Samuel Fulli-Lemaire, professor at the University of Strasbourg, addressed the interesting evolution of reproductive rights and surrogacy. In the case of C. and E. v France, the French Court of Cassation asked the ECtHR for an advisory opinion on the question whether the current state of the case law in France was compatible with the obligations under Article 8 ECHR (the right to respect for private and family life). The status of the French case law was that the genetic parent was fully accepted but the other intended parent was required to adopt the child if he or she wished to establish parentage links. The ECtHR replied that the obligation under Article 8 entailed that there must be a possibility of recognition of the parent-child relationship but that it is up to the States to decide how to do this. Adoption is a sufficient method of recognizing such relationship, provided that it is quick and effective enough. The Court also refers to the possibility of transcription of the birth certificate as an alternative to adoption. However, professor Fulli-Lemaire pointed out that there is a misconception on what transcription means under French law. The mere transcription of the birth certificate does not establish legal parentage in France.
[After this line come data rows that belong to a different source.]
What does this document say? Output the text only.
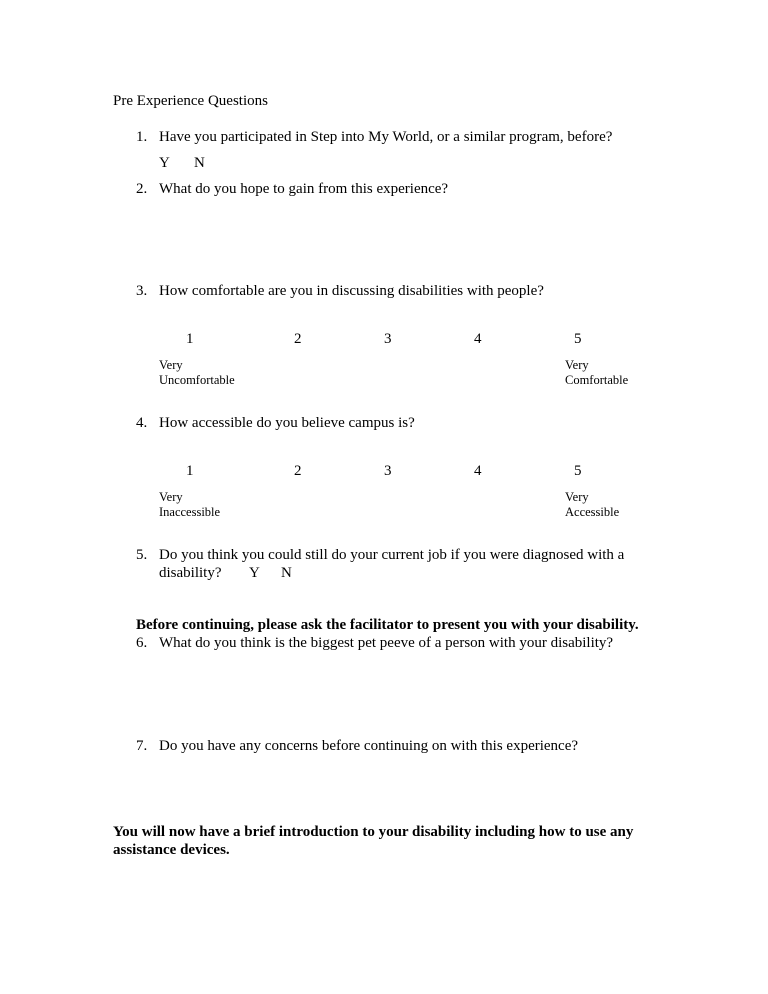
Pre Experience Questions
1. Have you participated in Step into My World, or a similar program, before?
Y N
2. What do you hope to gain from this experience?
3. How comfortable are you in discussing disabilities with people?
1	2	3	4	5
Very
Uncomfortable
Very
Comfortable
4. How accessible do you believe campus is?
1	2	3	4	5
Very
Inaccessible
Very
Accessible
5. Do you think you could still do your current job if you were diagnosed with a
disability? Y N
Before continuing, please ask the facilitator to present you with your disability.
6. What do you think is the biggest pet peeve of a person with your disability?
7. Do you have any concerns before continuing on with this experience?
You will now have a brief introduction to your disability including how to use any
assistance devices.
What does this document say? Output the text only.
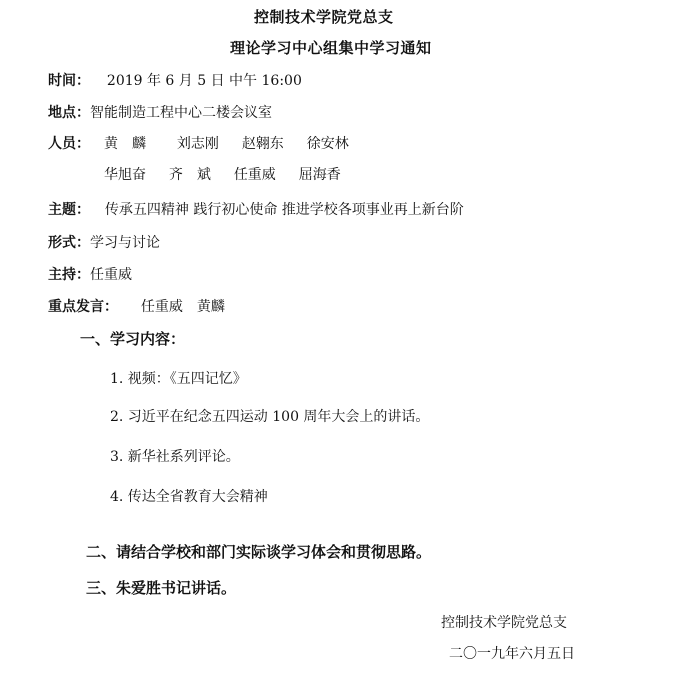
控制技术学院党总支
理论学习中心组集中学习通知
时间： 2019 年 6 月 5 日 中午 16:00
地点：智能制造工程中心二楼会议室
人员： 黄　麟 刘志刚 赵翱东 徐安林
华旭奋 齐　斌 任重威 屈海香
主题： 传承五四精神 践行初心使命 推进学校各项事业再上新台阶
形式：学习与讨论
主持：任重威
重点发言： 任重威　黄麟
一、学习内容：
1. 视频：《五四记忆》
2. 习近平在纪念五四运动 100 周年大会上的讲话。
3. 新华社系列评论。
4. 传达全省教育大会精神
二、请结合学校和部门实际谈学习体会和贯彻思路。
三、朱爱胜书记讲话。
控制技术学院党总支
二〇一九年六月五日
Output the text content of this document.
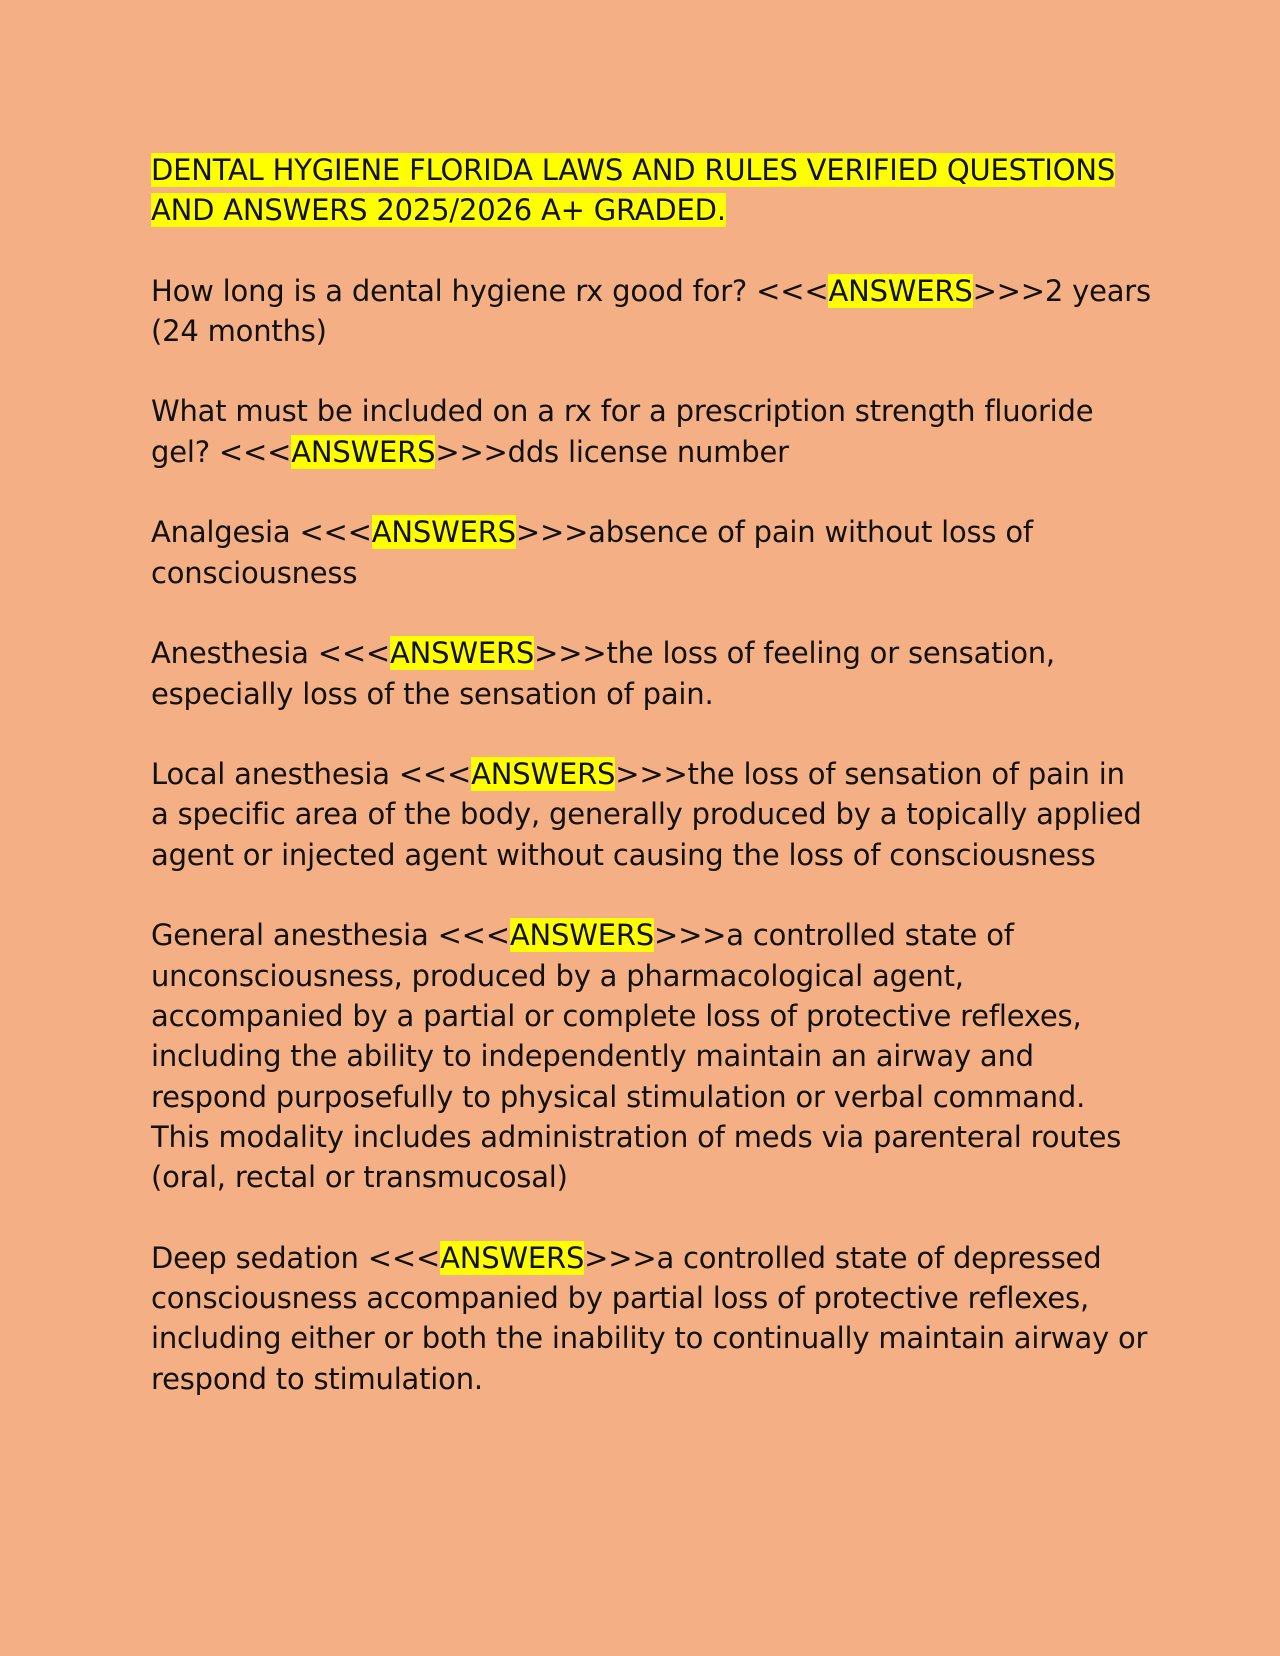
DENTAL HYGIENE FLORIDA LAWS AND RULES VERIFIED QUESTIONS AND ANSWERS 2025/2026 A+ GRADED.

How long is a dental hygiene rx good for? <<<ANSWERS>>>2 years (24 months)

What must be included on a rx for a prescription strength fluoride gel? <<<ANSWERS>>>dds license number

Analgesia <<<ANSWERS>>>absence of pain without loss of consciousness

Anesthesia <<<ANSWERS>>>the loss of feeling or sensation, especially loss of the sensation of pain.

Local anesthesia <<<ANSWERS>>>the loss of sensation of pain in a specific area of the body, generally produced by a topically applied agent or injected agent without causing the loss of consciousness

General anesthesia <<<ANSWERS>>>a controlled state of unconsciousness, produced by a pharmacological agent, accompanied by a partial or complete loss of protective reflexes, including the ability to independently maintain an airway and respond purposefully to physical stimulation or verbal command. This modality includes administration of meds via parenteral routes (oral, rectal or transmucosal)

Deep sedation <<<ANSWERS>>>a controlled state of depressed consciousness accompanied by partial loss of protective reflexes, including either or both the inability to continually maintain airway or respond to stimulation.
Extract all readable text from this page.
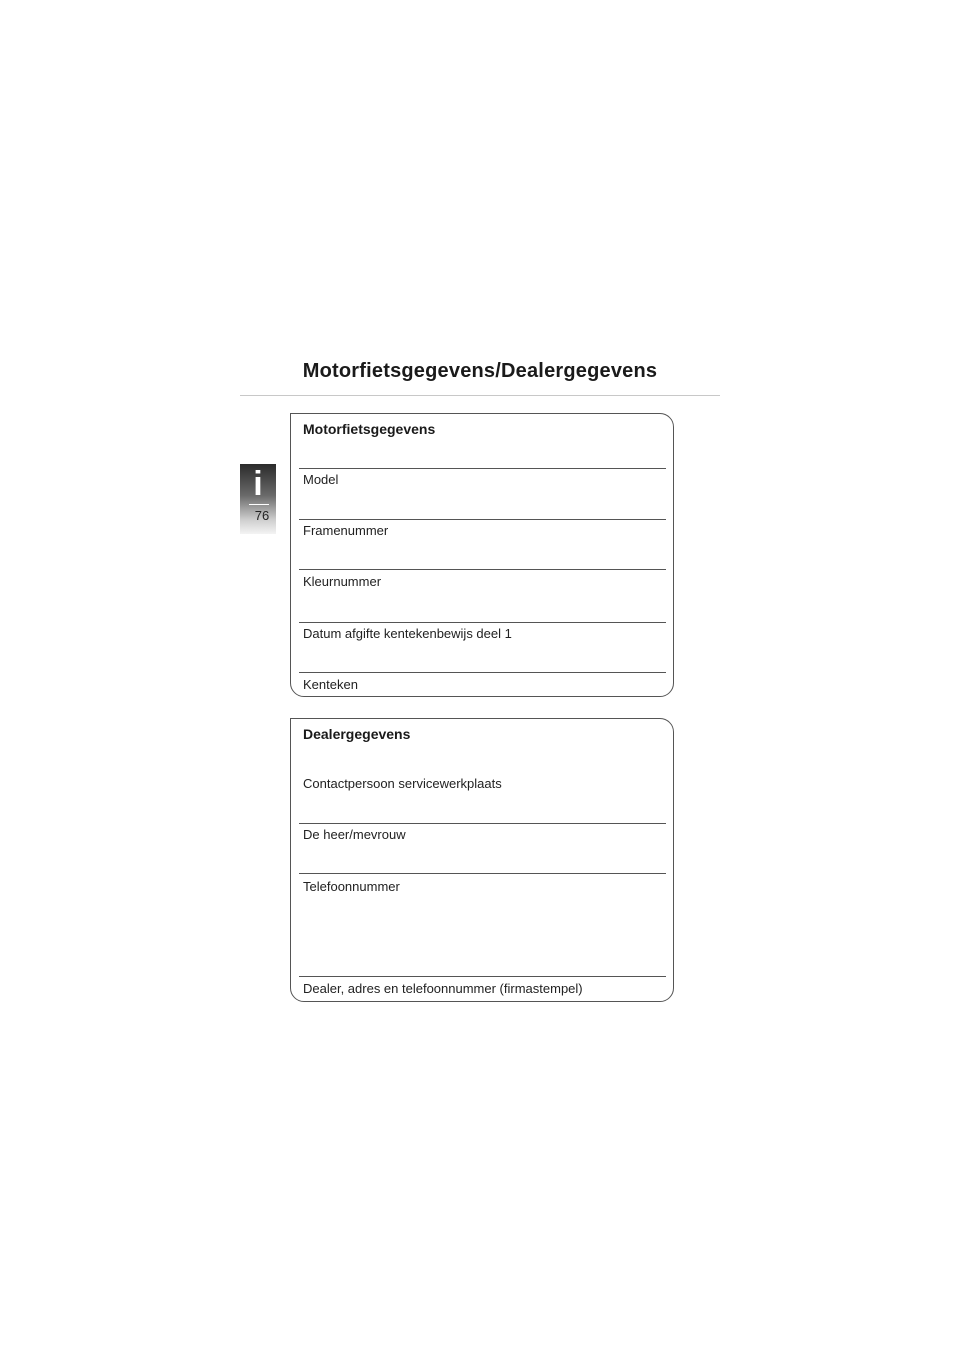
Motorfietsgegevens/Dealergegevens
i
76
Motorfietsgegevens
Model
Framenummer
Kleurnummer
Datum afgifte kentekenbewijs deel 1
Kenteken
Dealergegevens
Contactpersoon servicewerkplaats
De heer/mevrouw
Telefoonnummer
Dealer, adres en telefoonnummer (firmastempel)
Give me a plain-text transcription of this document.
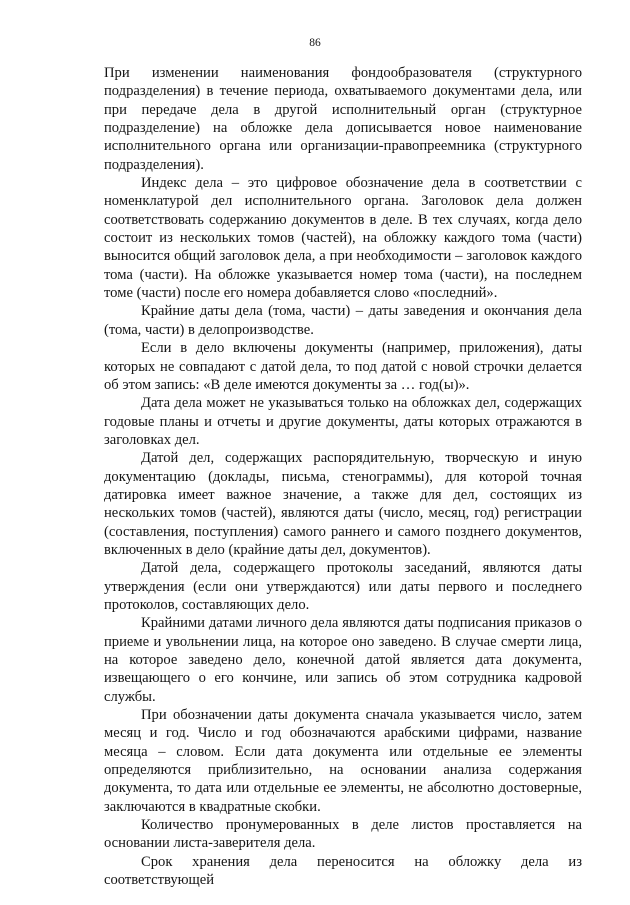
86

При изменении наименования фондообразователя (структурного подразделения) в течение периода, охватываемого документами дела, или при передаче дела в другой исполнительный орган (структурное подразделение) на обложке дела дописывается новое наименование исполнительного органа или организации-правопреемника (структурного подразделения).

Индекс дела – это цифровое обозначение дела в соответствии с номенклатурой дел исполнительного органа. Заголовок дела должен соответствовать содержанию документов в деле. В тех случаях, когда дело состоит из нескольких томов (частей), на обложку каждого тома (части) выносится общий заголовок дела, а при необходимости – заголовок каждого тома (части). На обложке указывается номер тома (части), на последнем томе (части) после его номера добавляется слово «последний».

Крайние даты дела (тома, части) – даты заведения и окончания дела (тома, части) в делопроизводстве.

Если в дело включены документы (например, приложения), даты которых не совпадают с датой дела, то под датой с новой строчки делается об этом запись: «В деле имеются документы за … год(ы)».

Дата дела может не указываться только на обложках дел, содержащих годовые планы и отчеты и другие документы, даты которых отражаются в заголовках дел.

Датой дел, содержащих распорядительную, творческую и иную документацию (доклады, письма, стенограммы), для которой точная датировка имеет важное значение, а также для дел, состоящих из нескольких томов (частей), являются даты (число, месяц, год) регистрации (составления, поступления) самого раннего и самого позднего документов, включенных в дело (крайние даты дел, документов).

Датой дела, содержащего протоколы заседаний, являются даты утверждения (если они утверждаются) или даты первого и последнего протоколов, составляющих дело.

Крайними датами личного дела являются даты подписания приказов о приеме и увольнении лица, на которое оно заведено. В случае смерти лица, на которое заведено дело, конечной датой является дата документа, извещающего о его кончине, или запись об этом сотрудника кадровой службы.

При обозначении даты документа сначала указывается число, затем месяц и год. Число и год обозначаются арабскими цифрами, название месяца – словом. Если дата документа или отдельные ее элементы определяются приблизительно, на основании анализа содержания документа, то дата или отдельные ее элементы, не абсолютно достоверные, заключаются в квадратные скобки.

Количество пронумерованных в деле листов проставляется на основании листа-заверителя дела.

Срок хранения дела переносится на обложку дела из соответствующей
The fact that the ECtHR says that an intended parent can adopt or transcribe the birth certificate is therefore tricky because under French law the effects of the two methods are not at all the same.

The very last presentation of the conference was given by Gabriela Lünsmann, attorney-at-law and member of the Executive Board of the Lesbian and Gay Federation in Germany. She spoke about LGBTQI rights as human rights and hereby focused i.a. on transsexuals’ gender identity and the case of X. v North-Macedonia. The question raised in that case is whether the state must provide for a procedure to recognize a different gender. The applicant had tried to change their gender but North-Macedonia did not offer any possibility to undergo an operation or to have medical treatment in that regard. The applicant then went abroad for treatment. Back in North-Macedonia, he had his name changed but it was not possible to change his officially registered gender. The applicant claimed that this amounted to a violation of Article 8 ECHR and specially referred to the obligation of the state to respect a person’s physical and psychological integrity. The Court found that there was indeed a violation. What is as yet unclear, and is thus an interesting point for reflection, is whether states are under an obligation to provide for a procedure for the recognition of a change of gender without the person having had an operation.

The author would like to thank ERA for the excellent organization of the conference and for the interesting range of topics discussed.